Estando, entonces, ante una situación en la que nunca debimos estar, que es un papelón internacional para el Perú, había que tomar una decisión que de todas maneras iba a ser mala, más allá de que se optara por un camino u otro. En esa disyuntiva, varios conocidos míos, cuya opinión valoro mucho, se inclinaron por la opción de no hacer nada, por el miedo al precedente que se estaría fijando. No les faltaban argumentos. Pero, en mí análisis de las cosas, peor iba a ser el precedente de que en el Perú se pueden convalidar negligencias de este tipo y despreciar los votos de las personas afectadas como si no importaran, siendo estos suficientes en número para definir quién pasaba a la segunda vuelta, así que había que hacer algo. Lo que dispuso el Jurado Nacional de Elecciones, repito, no es lo ideal, es algo muy problemático, pero -a mi criterio- menos problemático que no hacer nada. Y si bien se podría argumentar que desacata normas electorales expresas que son de rango legal, legalmente puede sustentarse -en mi opinión- que la interpretación del Jurado está priorizando una interpretación favorable al derecho fundamental al voto, que está consagrado en la Constitución y que, en este caso puntual, debe sobreponerse a cualquier norma de rango inferior.
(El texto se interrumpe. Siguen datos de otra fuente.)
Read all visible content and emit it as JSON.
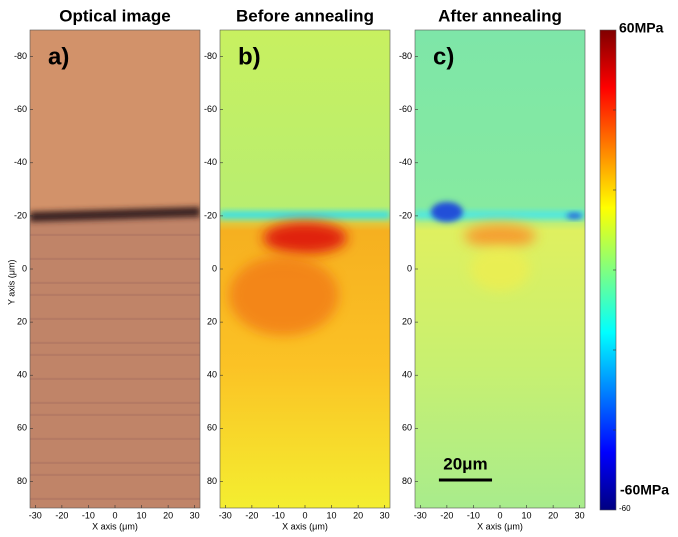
{
  "panels": [
    {
      "title": "Optical image",
      "letter": "a)",
      "x_label": "X axis (μm)",
      "y_label": "Y axis (μm)"
    },
    {
      "title": "Before annealing",
      "letter": "b)",
      "x_label": "X axis (μm)"
    },
    {
      "title": "After annealing",
      "letter": "c)",
      "x_label": "X axis (μm)"
    }
  ],
  "xlim": [
    -32,
    32
  ],
  "ylim": [
    -90,
    90
  ],
  "xticks": [
    -30,
    -20,
    -10,
    0,
    10,
    20,
    30
  ],
  "yticks": [
    -80,
    -60,
    -40,
    -20,
    0,
    20,
    40,
    60,
    80
  ],
  "scale_bar": "20μm",
  "colorbar": {
    "max_label": "60MPa",
    "min_label": "-60MPa",
    "min_tick": -60
  }
}
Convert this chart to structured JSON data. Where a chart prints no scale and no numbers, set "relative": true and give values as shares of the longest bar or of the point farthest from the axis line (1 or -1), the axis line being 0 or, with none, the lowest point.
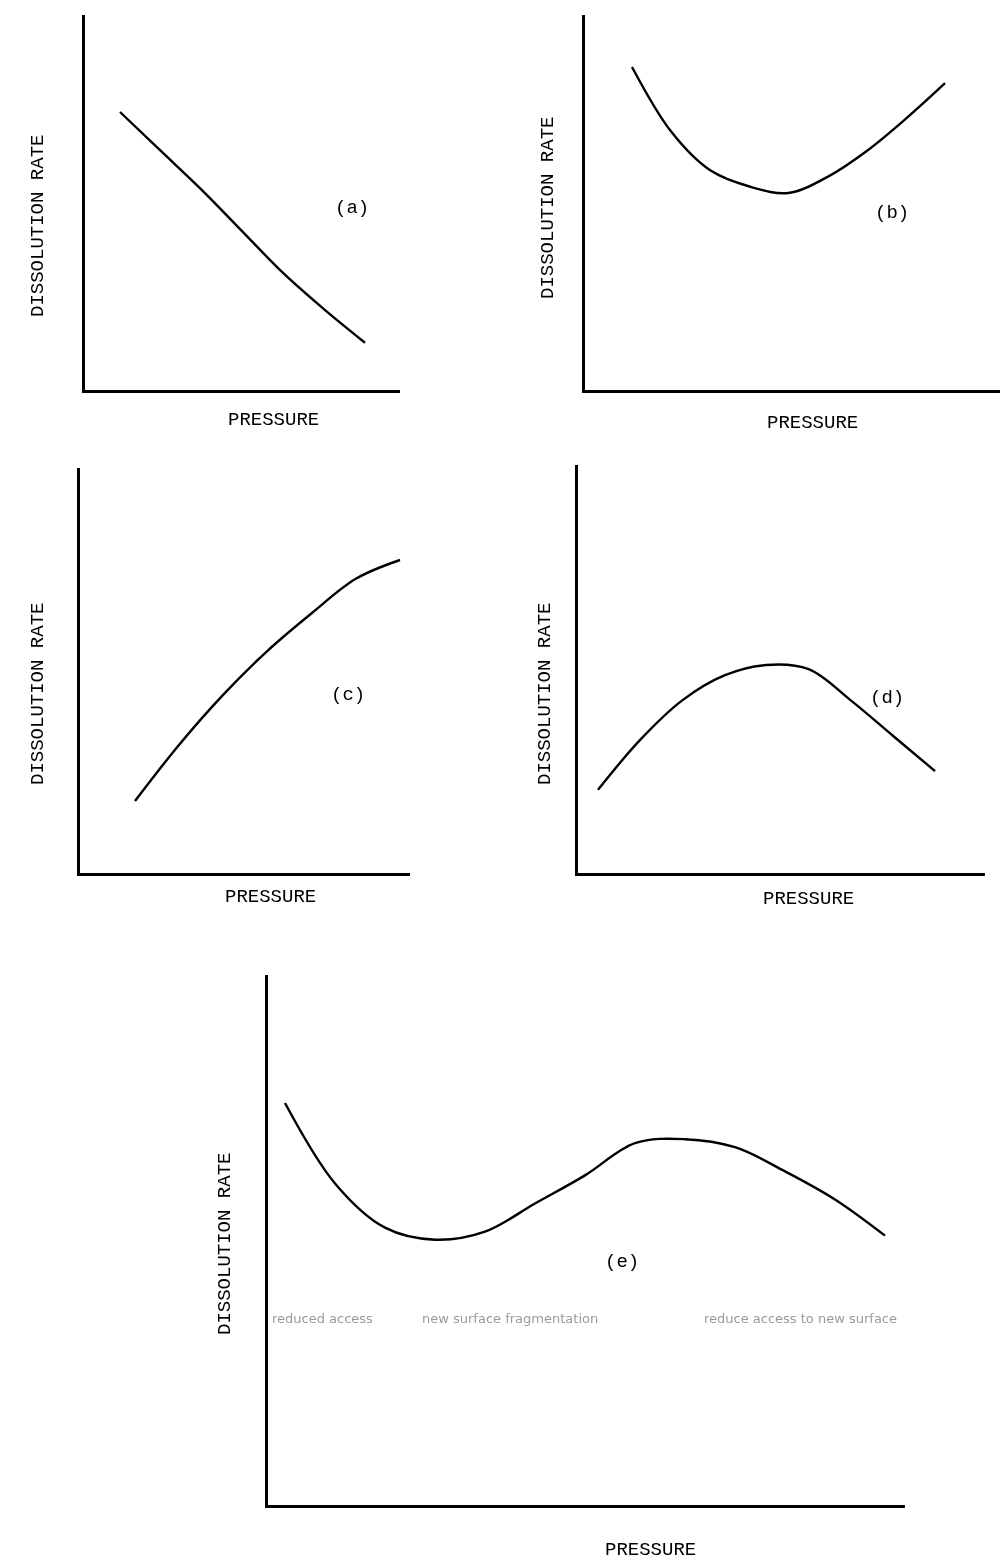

Es incomodísimo tener que asumir posición en este debate, porque hay argumentos legales contundentes de ambos lados. No es una discusión blanco o negro. Pero siendo yo abogado, debo reconocer que en este caso también debía entrar a tallar una interpretación sobre el momento político que buscara entender de qué manera candidatos y votantes de los distintos partidos iban a poder superar de mejor manera lo ocurrido. Y mi impresión es que, lo propuesto por el Jurado Nacional de Elecciones, nos inserta mejor en ese camino que no haber hecho nada. Nuevamente, todo esto es muy disputable, así que algunos de ustedes pueden estar de acuerdo con la posición que estoy asumiendo yo aquí y otros pueden discrepar, y es perfectamente válido discrepar porque estamos en una situación límite, a la que nos ha traído la negligencia de la ONPE. Pero el bien público que más estoy tratando de priorizar en mi lectura es que sepamos quién ganó de una manera que esté menos vulnerable a cuestionamientos legales y/o políticos. Para evitar que nos pasemos discutiendo los siguientes cinco años sobre si hubo fraude o, peor aún, que haya una reacción inmediata de desconocer los resultados electorales que pueda llevar, incluso, a enfrentamientos no solo verbales.
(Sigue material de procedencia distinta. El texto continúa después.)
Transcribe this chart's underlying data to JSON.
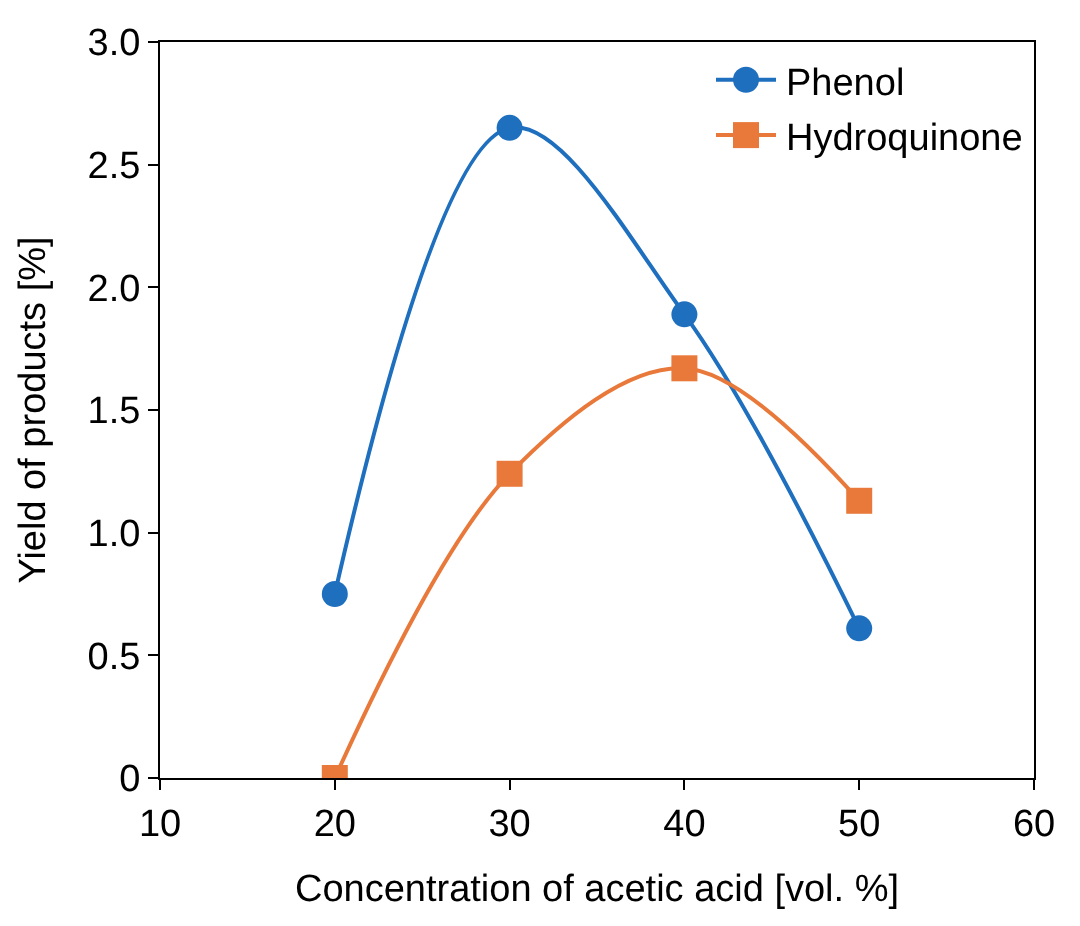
{
  "chart_data": {
    "type": "line",
    "xlabel": "Concentration of acetic acid [vol. %]",
    "ylabel": "Yield of products [%]",
    "x": [
      20,
      30,
      40,
      50
    ],
    "series": [
      {
        "name": "Phenol",
        "color": "#1f6fbf",
        "values": [
          0.75,
          2.65,
          1.89,
          0.61
        ],
        "marker": "circle"
      },
      {
        "name": "Hydroquinone",
        "color": "#e8793a",
        "values": [
          0,
          1.24,
          1.67,
          1.13
        ],
        "marker": "square"
      }
    ],
    "xlim": [
      10,
      60
    ],
    "xticks": [
      10,
      20,
      30,
      40,
      50,
      60
    ],
    "ylim": [
      0,
      3.0
    ],
    "yticks": [
      0,
      {
        "value": 0.5,
        "label": "0.5"
      },
      {
        "value": 1,
        "label": "1.0"
      },
      {
        "value": 1.5,
        "label": "1.5"
      },
      {
        "value": 2,
        "label": "2.0"
      },
      {
        "value": 2.5,
        "label": "2.5"
      },
      {
        "value": 3,
        "label": "3.0"
      }
    ],
    "legend": "top right",
    "line_style": "solid"
  }
}
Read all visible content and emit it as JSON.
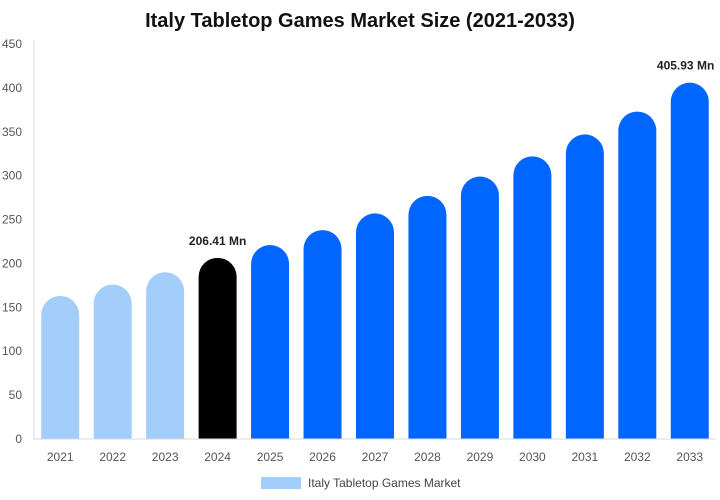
{
  "chart_data": {
    "type": "bar",
    "title": "Italy Tabletop Games Market Size (2021-2033)",
    "categories": [
      "2021",
      "2022",
      "2023",
      "2024",
      "2025",
      "2026",
      "2027",
      "2028",
      "2029",
      "2030",
      "2031",
      "2032",
      "2033"
    ],
    "series": [
      {
        "name": "Italy Tabletop Games Market",
        "values": [
          163,
          176,
          190,
          206.41,
          221,
          238,
          257,
          277,
          299,
          322,
          347,
          373,
          405.93
        ]
      }
    ],
    "data_labels": [
      {
        "category": "2024",
        "text": "206.41 Mn"
      },
      {
        "category": "2033",
        "text": "405.93 Mn"
      }
    ],
    "highlight_category": "2024",
    "ylim": [
      0,
      450
    ],
    "yticks": [
      0,
      50,
      100,
      150,
      200,
      250,
      300,
      350,
      400,
      450
    ],
    "xlabel": "",
    "ylabel": "",
    "grid": false,
    "legend_position": "bottom",
    "colors": {
      "historical": "#a3cdfb",
      "current": "#000000",
      "forecast": "#0066ff",
      "legend_swatch": "#a3cdfb",
      "axis": "#d9d9d9"
    }
  }
}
Necesitamos superar este trance de alguna manera y, repito, no vamos a encontrar una que sea ideal. Todas son malas. Pero debemos encontrar la capacidad de hacerlo. Hoy más que nunca necesitamos exigirle a los políticos prudencia y mesura. Sus reclamos frente a la ONPE tienen base porque, insisto, esta ha sido una negligencia inexcusable, pero tenemos que ponernos de acuerdo en lo posible de cuál es la manera menos mala de pasar la página y continuar con las definiciones del proceso electoral y revestir a quienes salgan elegidos con toda la legitimidad de origen que se requiere. Prudencia y mesura, en un contexto que ya era caótico pero que, de súbito, se ha vuelto mucho más. Y cuando hayamos conseguido resolverlo, tendrán que venir las consecuencias para los responsables y el sentido de urgencia para corregir todo lo que salió mal. Pero, de momento, prudencia y mesura para salvar esta incómoda situación.